Der Ritt der Walküre

… die Walküre wird kommen. ...

Diese Textzeile hallte noch im Kopf von Jonah nach. Was soll das nur bedeuten? Man hatte ihnen mitgeteilt, dass die Evakuierung heute Nacht beginnen sollte. Es würde ein Helikopter auftauchen und für Ablenkung sorgen, bevor er zum Treffpunkt abdrehen würde. Jonah wurde angewiesen, das kleine Gastgeschenk an der Außenmauer am Haupttor zu platzieren, um das Chaos komplett zu machen. Und so saß er wieder in seinem Zelt im Flüchtlingsbereich von Fort Benning, tat so als lese er ein Buch und harrte der Dinge die da kommen. In einer seitlichen Cargotasche seiner Hose hielt er den Fernzünder bereit.
   Kaum merklich spielte ein Lied in seinen Kopf. Der Wind trug die leise Melodie über die Wipfel der Bäume. Als er es bemerkte, konnte er sich das Schmunzeln nicht verkneifen, denn er erkannte es sofort. Ein dumpfes Pochen gesellte sich zu der Melodie und wurde lauter. Der Rotor eines Helikopters. Einige Soldaten am Tor bemerkten den Lärm nun ebenfalls. Zunächst schauten sie sich nur verwundert um. Dann geschah es.
 

Nur wenige Sekunden flog der Helikopter über die letzten Bäume vor der großen Lichtung um Fort Benning. Er flog tief über der Straße und näherte sich schnell dem Stützpunkt. Dazu schmetterte aus einem Lautsprecher unter dem Helikopter Wagners Ritt der Walküren.

    Noch schien keiner die wirkliche Bedrohung zu begreifen, die von dem musikalischen Besuch ausging. Einige Soldaten lachten sogar, als der Hubschrauber eine tollkühne 360-Grad-Drehung vollführte und die Spitze anhob, um dann auf der Stelle zu schweben.
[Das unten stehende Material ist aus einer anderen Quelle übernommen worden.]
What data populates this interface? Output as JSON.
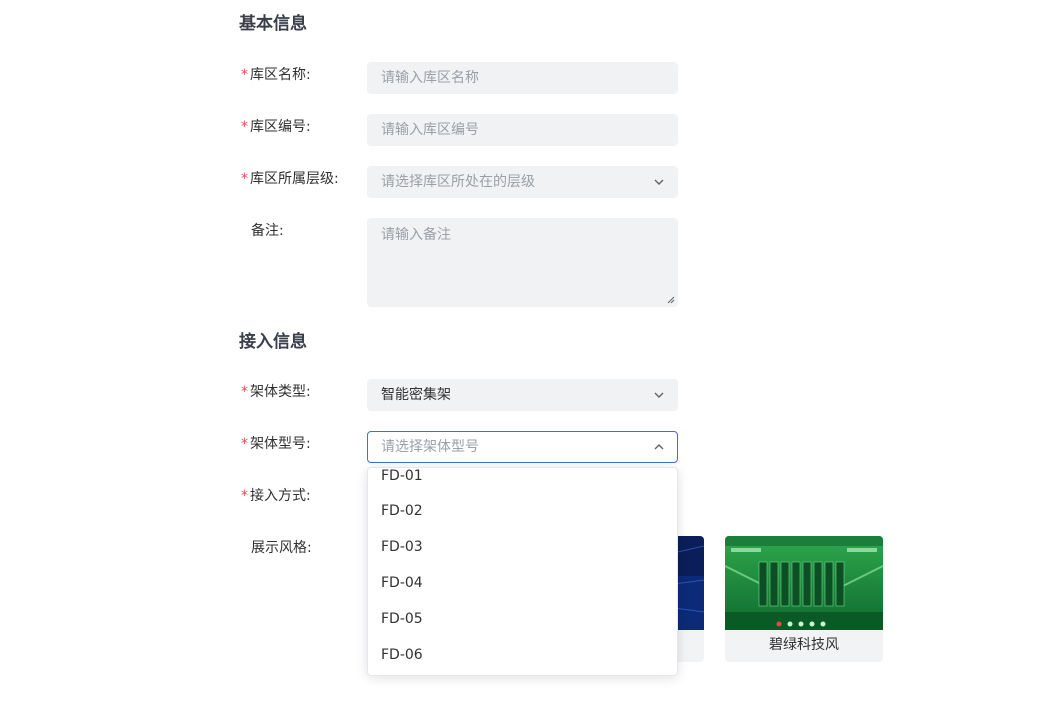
{
  "sections": {
    "basic_title": "基本信息",
    "access_title": "接入信息"
  },
  "form": {
    "required_mark": "*",
    "warehouse_name": {
      "label": "库区名称:",
      "placeholder": "请输入库区名称"
    },
    "warehouse_code": {
      "label": "库区编号:",
      "placeholder": "请输入库区编号"
    },
    "warehouse_level": {
      "label": "库区所属层级:",
      "placeholder": "请选择库区所处在的层级"
    },
    "remark": {
      "label": "备注:",
      "placeholder": "请输入备注"
    },
    "rack_type": {
      "label": "架体类型:",
      "value": "智能密集架"
    },
    "rack_model": {
      "label": "架体型号:",
      "placeholder": "请选择架体型号",
      "expanded": true
    },
    "access_method": {
      "label": "接入方式:"
    },
    "display_style": {
      "label": "展示风格:"
    }
  },
  "rack_model_options": [
    "FD-01",
    "FD-02",
    "FD-03",
    "FD-04",
    "FD-05",
    "FD-06"
  ],
  "style_cards": [
    {
      "caption": "",
      "theme": "dark-blue"
    },
    {
      "caption": "碧绿科技风",
      "theme": "green"
    }
  ],
  "colors": {
    "accent_border": "#3a6fe0",
    "required": "#e5484d",
    "input_bg": "#f1f2f4"
  }
}
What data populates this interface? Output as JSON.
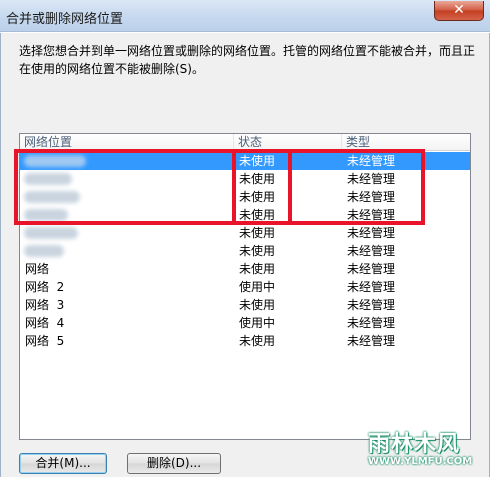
{
  "window": {
    "title": "合并或删除网络位置",
    "close_glyph": "✕"
  },
  "description": "选择您想合并到单一网络位置或删除的网络位置。托管的网络位置不能被合并，而且正在使用的网络位置不能被删除(S)。",
  "list": {
    "columns": [
      "网络位置",
      "状态",
      "类型"
    ],
    "rows": [
      {
        "location": "",
        "status": "未使用",
        "type": "未经管理",
        "selected": true
      },
      {
        "location": "",
        "status": "未使用",
        "type": "未经管理"
      },
      {
        "location": "",
        "status": "未使用",
        "type": "未经管理"
      },
      {
        "location": "",
        "status": "未使用",
        "type": "未经管理"
      },
      {
        "location": "",
        "status": "未使用",
        "type": "未经管理"
      },
      {
        "location": "",
        "status": "未使用",
        "type": "未经管理"
      },
      {
        "location": "网络",
        "status": "未使用",
        "type": "未经管理"
      },
      {
        "location": "网络  2",
        "status": "使用中",
        "type": "未经管理"
      },
      {
        "location": "网络  3",
        "status": "未使用",
        "type": "未经管理"
      },
      {
        "location": "网络  4",
        "status": "使用中",
        "type": "未经管理"
      },
      {
        "location": "网络  5",
        "status": "未使用",
        "type": "未经管理"
      }
    ]
  },
  "buttons": {
    "merge": "合并(M)...",
    "delete": "删除(D)..."
  },
  "watermark": {
    "brand": "雨林木风",
    "url": "WWW.YLMFU.COM"
  },
  "colors": {
    "selection": "#3399ff",
    "highlight": "#e8142a"
  }
}
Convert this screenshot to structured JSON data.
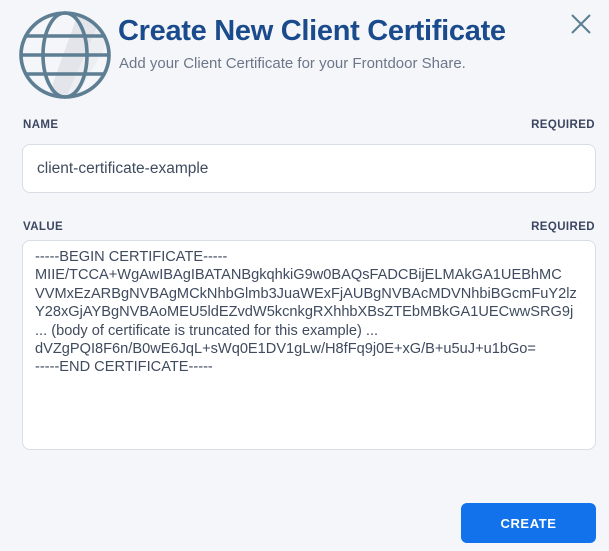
{
  "header": {
    "title": "Create New Client Certificate",
    "subtitle": "Add your Client Certificate for your Frontdoor Share."
  },
  "icons": {
    "globe": "globe-icon",
    "close": "close-icon"
  },
  "fields": {
    "name": {
      "label": "NAME",
      "required_label": "REQUIRED",
      "value": "client-certificate-example"
    },
    "value": {
      "label": "VALUE",
      "required_label": "REQUIRED",
      "value": "-----BEGIN CERTIFICATE-----\nMIIE/TCCA+WgAwIBAgIBATANBgkqhkiG9w0BAQsFADCBijELMAkGA1UEBhMC\nVVMxEzARBgNVBAgMCkNhbGlmb3JuaWExFjAUBgNVBAcMDVNhbiBGcmFuY2lz\nY28xGjAYBgNVBAoMEU5ldEZvdW5kcnkgRXhhbXBsZTEbMBkGA1UECwwSRG9j\n... (body of certificate is truncated for this example) ...\ndVZgPQI8F6n/B0wE6JqL+sWq0E1DV1gLw/H8fFq9j0E+xG/B+u5uJ+u1bGo=\n-----END CERTIFICATE-----"
    }
  },
  "footer": {
    "create_label": "CREATE"
  },
  "colors": {
    "title-color": "#1a4b8c",
    "accent": "#1172eb",
    "bg": "#f5f6fa",
    "label-color": "#3b4760",
    "text-color": "#3f4b5e",
    "muted": "#6b7789",
    "border": "#d9dde6",
    "icon-stroke": "#5d7e93"
  }
}
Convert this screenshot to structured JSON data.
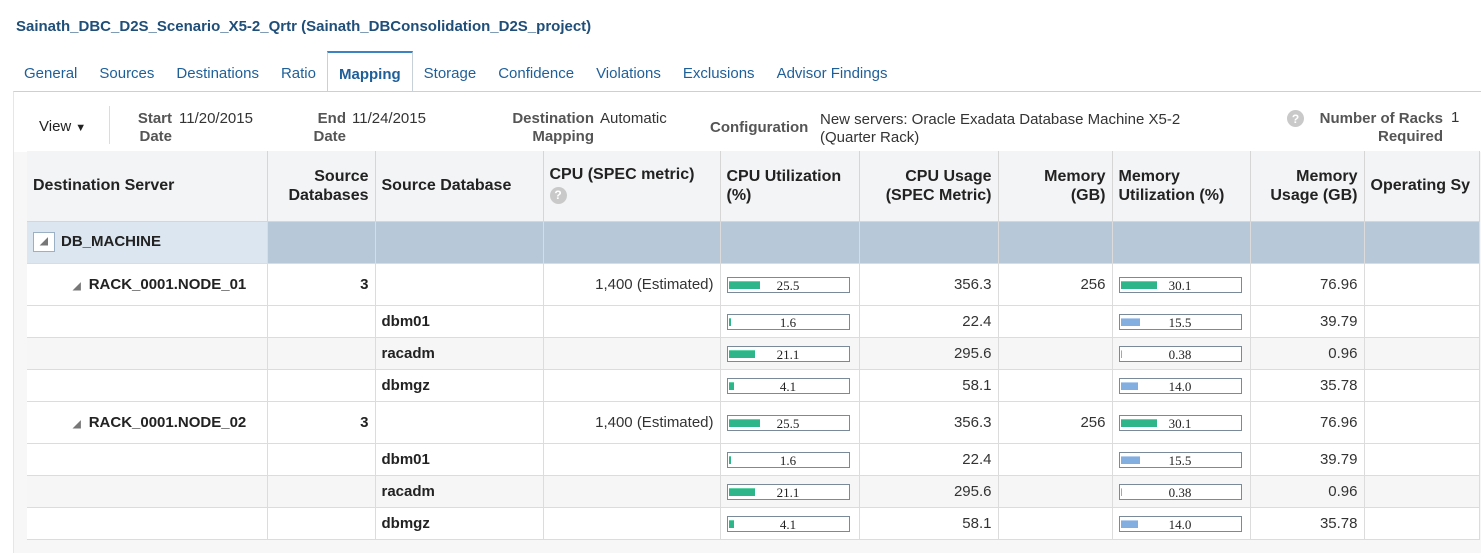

Jonah war mittlerweile aus seinem Zelt getreten und in Richtung Haupttor gelaufen. Er genoss das Spektakel. Wenn die wüssten, was hier gleich abgeht.

   „Was macht der Vollidiot da? Der Scheiß ist viel zu laut, der wird alle Zombies in der Umgebung anlocken!“ Ein junger Sergeant, der offenbar als Wachdienstführer am Haupttor eingeteilt war, schien die Gefahr zu erkennen und schoss in Richtung des Helikopters. Die Kugeln des Sturmgewehrs prallten jedoch wirkungslos ab und verursachten lediglich einige Dellen in dem gepanzerten Helikopter. 

   Zeit für Akt Zwei, nicht dass der Kleine noch den Rotor trifft. Jonah ging langsam zurück in Richtung seines Zeltes. Dort angekommen, griff er in seine Tasche und betätigte den Fernzünder. Mit einem ohrenbetäubenden Knall explodierte die Außenmauer des Stützpunktes, so dass der Lärm des tief über dem Boden schwebende Helikopters selbst vom Zeltplatz aus zu hören war. Augenblicke später breitete sich Panik in Fort Benning aus. Menschen schrien. Niemand wusste, was hier gerade geschah – weder die Soldaten noch die Zivilisten.

   Als das Chaos seinen Lauf nahm, hatte auch der Helikopterpilot das Zeichen verstanden. Jonah sah, wie der Lautsprecher ausgeklinkt wurde und zu Boden raste. Die Musik verstummte abrupt. Dann drehte der Hubschrauber in Richtung des Waldes wieder ab und war nach kurzer Zeit verschwunden. Überall auf dem Stützpunkt eilten hektisch Soldaten umher und versuchten für Ordnung zu sorgen.
   Dabei wird dieses Loch in der Mauer für Fort Benning bald das kleinste Probleme hier sein, dachte Jonah. Grinsend drehte er sich um und pfiff die Melodie des Liedes leise zu Ende, während er in aller Seelenruhe seine Sachen aus dem Zelt nahm. Es war Zeit zu verschwinden.